After trade from Eagles, Eric Rowe eyes second Super Bowl ring

MINNEAPOLIS — On an off-day before last season, Eagles’ executive vice president Howie Roseman poked his head into the defensive backs’ meeting room and asked Eric Rowe if he could come with him. The summons had an ominous tone — and Rowe, the Eagles’ 2015 second-round draft pick, knew it. Rowe, a talented 6-foot-1, 205-pound cornerback, had already heard the rumors. As he was walking to Roseman’s office, he thought to himself, “This is probably it, they’re going to trade me.”

Roseman sat Rowe down and explained to him that he was talented, though not a good fit for defensive coordinator Jim Schwartz’s scheme. They were indeed going to trade him.

Soon after he got the news, the New England Patriots called to tell Rowe that he had just been acquired for a fourth-round draft pick.
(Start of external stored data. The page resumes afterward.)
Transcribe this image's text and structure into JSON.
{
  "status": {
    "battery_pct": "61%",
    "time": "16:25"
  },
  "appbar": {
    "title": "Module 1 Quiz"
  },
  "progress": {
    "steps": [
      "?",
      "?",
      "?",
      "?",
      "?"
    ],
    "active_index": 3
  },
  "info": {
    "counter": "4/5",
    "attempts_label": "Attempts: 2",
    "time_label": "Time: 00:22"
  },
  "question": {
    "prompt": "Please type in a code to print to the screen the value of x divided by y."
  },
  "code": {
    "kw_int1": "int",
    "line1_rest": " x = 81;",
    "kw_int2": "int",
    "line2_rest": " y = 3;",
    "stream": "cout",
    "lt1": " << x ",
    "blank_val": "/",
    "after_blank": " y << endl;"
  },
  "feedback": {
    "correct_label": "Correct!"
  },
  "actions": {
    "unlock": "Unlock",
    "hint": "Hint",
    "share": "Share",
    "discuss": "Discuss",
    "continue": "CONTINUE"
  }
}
Rowe became a Patriot on Sept. 7, 2016. Five months later, he was playing in Super Bowl LI and became a world champion.

As Rowe prepares to take on his former team, he vows he holds no lingering animosity. He’s still friendly with Eagles’ Pro Bowl safety Malcolm Jenkins, who stayed in touch with Rowe after the trade, offering encouraging texts.
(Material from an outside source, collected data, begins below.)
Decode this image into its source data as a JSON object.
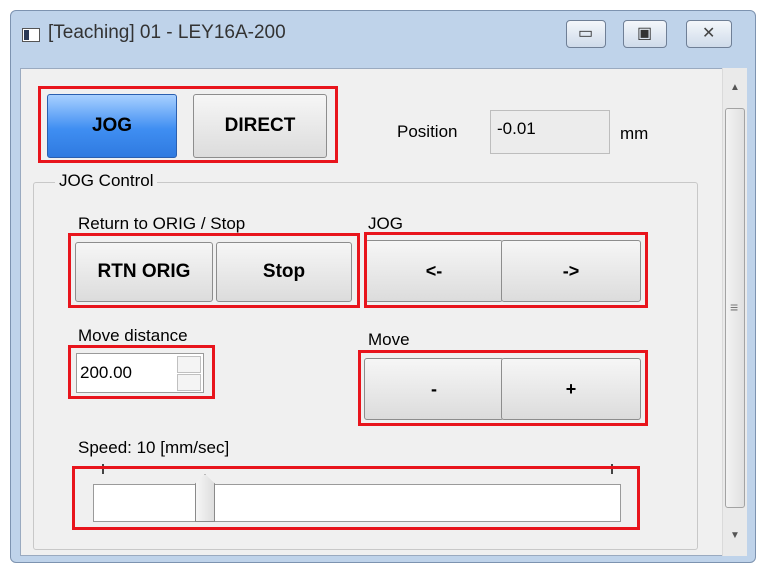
{
  "window": {
    "title": "[Teaching] 01 - LEY16A-200",
    "min_glyph": "▭",
    "max_glyph": "▣",
    "close_glyph": "✕"
  },
  "mode_tabs": {
    "jog": "JOG",
    "direct": "DIRECT"
  },
  "position": {
    "label": "Position",
    "value": "-0.01",
    "unit": "mm"
  },
  "jog_control": {
    "title": "JOG Control",
    "return_stop_label": "Return to ORIG / Stop",
    "rtn_orig_button": "RTN ORIG",
    "stop_button": "Stop",
    "jog_label": "JOG",
    "jog_left_button": "<-",
    "jog_right_button": "->",
    "move_distance_label": "Move distance",
    "move_distance_value": "200.00",
    "move_label": "Move",
    "move_minus_button": "-",
    "move_plus_button": "+",
    "speed_label": "Speed:  10 [mm/sec]",
    "speed_slider_fraction": 0.2
  },
  "scrollbar": {
    "up_glyph": "▲",
    "down_glyph": "▼",
    "grip_glyph": "≡"
  },
  "colors": {
    "highlight": "#e8141c",
    "active_tab": "#3f8ef2"
  }
}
But Rowe also can’t rinse out the initial feeling of being told he didn’t fit. He was a success at every level of football he ever played, from the time he suited up for Klein High School in Texas, to the University of Utah. He had always been considered a special player.

Now, he was being told he was being traded?
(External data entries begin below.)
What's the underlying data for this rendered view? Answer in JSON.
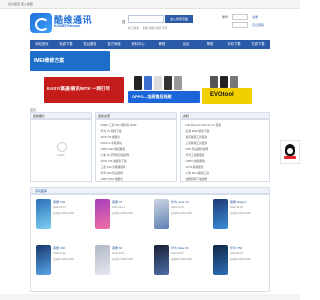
{
  "topbar": {
    "links": "设为首页  加入收藏"
  },
  "header": {
    "logo_name": "酷维通讯",
    "logo_sub": "KUWEITelecom",
    "search_label": "搜",
    "search_button": "进入搜索页面",
    "hotwords": "热门搜索：  刷机  解锁  线刷  字库",
    "login_label": "账号",
    "register": "注册",
    "forgot": "忘记密码"
  },
  "nav": {
    "items": [
      "网站首页",
      "免费下载",
      "售后服务",
      "官方商城",
      "资料中心",
      "教程",
      "论坛",
      "帮助",
      "手机下载",
      "付费下载"
    ]
  },
  "banners": [
    {
      "text": "IMEI维修方案",
      "bg": "#1d6ec9",
      "fg": "#ffffff"
    },
    {
      "text": "EASY/高通/展讯/MTK 一网打尽",
      "bg": "#c41b1b",
      "fg": "#ffffff"
    },
    {
      "text": "OPPO—加高售后线刷",
      "bg": "#1a66d8",
      "fg": "#ffffff"
    },
    {
      "text": "EVOtool",
      "bg": "#f2d000",
      "fg": "#111111"
    }
  ],
  "crumb": "首页",
  "panels": {
    "left_head": "最新图片",
    "left_percent": "100%",
    "mid_head": "最新资源",
    "right_head": "资料",
    "mid_items": [
      "· X2007 三星 S5U 刷机包 ROM",
      "· 华为 Y6 固件下载",
      "· VIVO Y5 线刷包",
      "· P40 Pro 手机驱动",
      "· OPPO A93 刷机教程",
      "· 小米 10 至尊纪念版固件",
      "· VIVO Y31 线刷包下载",
      "· 三星 S10 全网通固件",
      "· 华为 P20 售后固件",
      "· OPPO R15 线刷包"
    ],
    "right_items": [
      "· HW Remove Tool V1.1.6 更新",
      "· 高通 9008 驱动下载",
      "· 展讯刷机工具更新",
      "· 三星解锁工具更新",
      "· MTK 售后刷机说明",
      "· 华为工具箱更新",
      "· OPPO 线刷帮助",
      "· VIVO 解锁服务",
      "· 小米 MIUI 刷机工具",
      "· 线刷固件下载说明"
    ]
  },
  "gallery": {
    "title": "手机图库",
    "cards": [
      {
        "title": "荣耀 X40",
        "line1": "2023-03-21",
        "line2": "分辨率 2400×1080",
        "c1": "#2a6fb8",
        "c2": "#7fd0f0"
      },
      {
        "title": "荣耀 70",
        "line1": "2023-02-14",
        "line2": "分辨率 2400×1080",
        "c1": "#a33dbb",
        "c2": "#f26fa7"
      },
      {
        "title": "华为 nova 10",
        "line1": "2023-01-19",
        "line2": "分辨率 2400×1080",
        "c1": "#cfd6e2",
        "c2": "#5d7fb4"
      },
      {
        "title": "荣耀 Magic4",
        "line1": "2022-12-05",
        "line2": "分辨率 2400×1080",
        "c1": "#1d3a74",
        "c2": "#3c8cd9"
      },
      {
        "title": "荣耀 X30",
        "line1": "2022-11-20",
        "line2": "分辨率 2400×1080",
        "c1": "#17386e",
        "c2": "#5aa6e8"
      },
      {
        "title": "荣耀 60",
        "line1": "2022-10-11",
        "line2": "分辨率 2400×1080",
        "c1": "#b0b6c7",
        "c2": "#e5e8ef"
      },
      {
        "title": "华为 Mate 50",
        "line1": "2022-09-07",
        "line2": "分辨率 2400×1080",
        "c1": "#1b1f33",
        "c2": "#4c6fa8"
      },
      {
        "title": "华为 P50",
        "line1": "2022-08-18",
        "line2": "分辨率 2400×1080",
        "c1": "#132647",
        "c2": "#2d6fb8"
      }
    ]
  }
}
“I was upset hearing that in the beginning, but I figured guys get traded all of the time,” Rowe said. “I initially felt discarded. I mean through training camp and preseason, I was making plays, and of course, I was making mistakes. I was making plays in practice and in games.

“I was doing all I could — and they still traded me. I was upset at first. I spoke to a couple of guys who had been traded, I spoke to my agent. They told me it’s the NFL. Guys get traded. It’s not the end of the world. Schwartz never spoke to me. The only thing Howie said to me was the Eagles didn’t think I fit. He said he would trade me to keep my career going.”

Three hours later the Patriots called.

“I couldn’t be happier,” said Rowe, who’s been limited to eight games this season battling a groin injury, starting a career-low three games. “I can honestly say, because it’s the Eagles, the team that traded me, I don’t have any extra incentive. The incentive is winning another ring. I want it to be like last year. Last year felt great, how we won and the after-party, celebrating with your teammates and your family.

“I wouldn’t have been able to do that if I had stayed in Philly. I want to recreate [last year’s Super Bowl]. The way last year went, we could have easily been on the other side of that. I did everything I can, and they still traded me. They value me here. They gave me an opportunity to play. Winning the Super Bowl was the cherry on top.”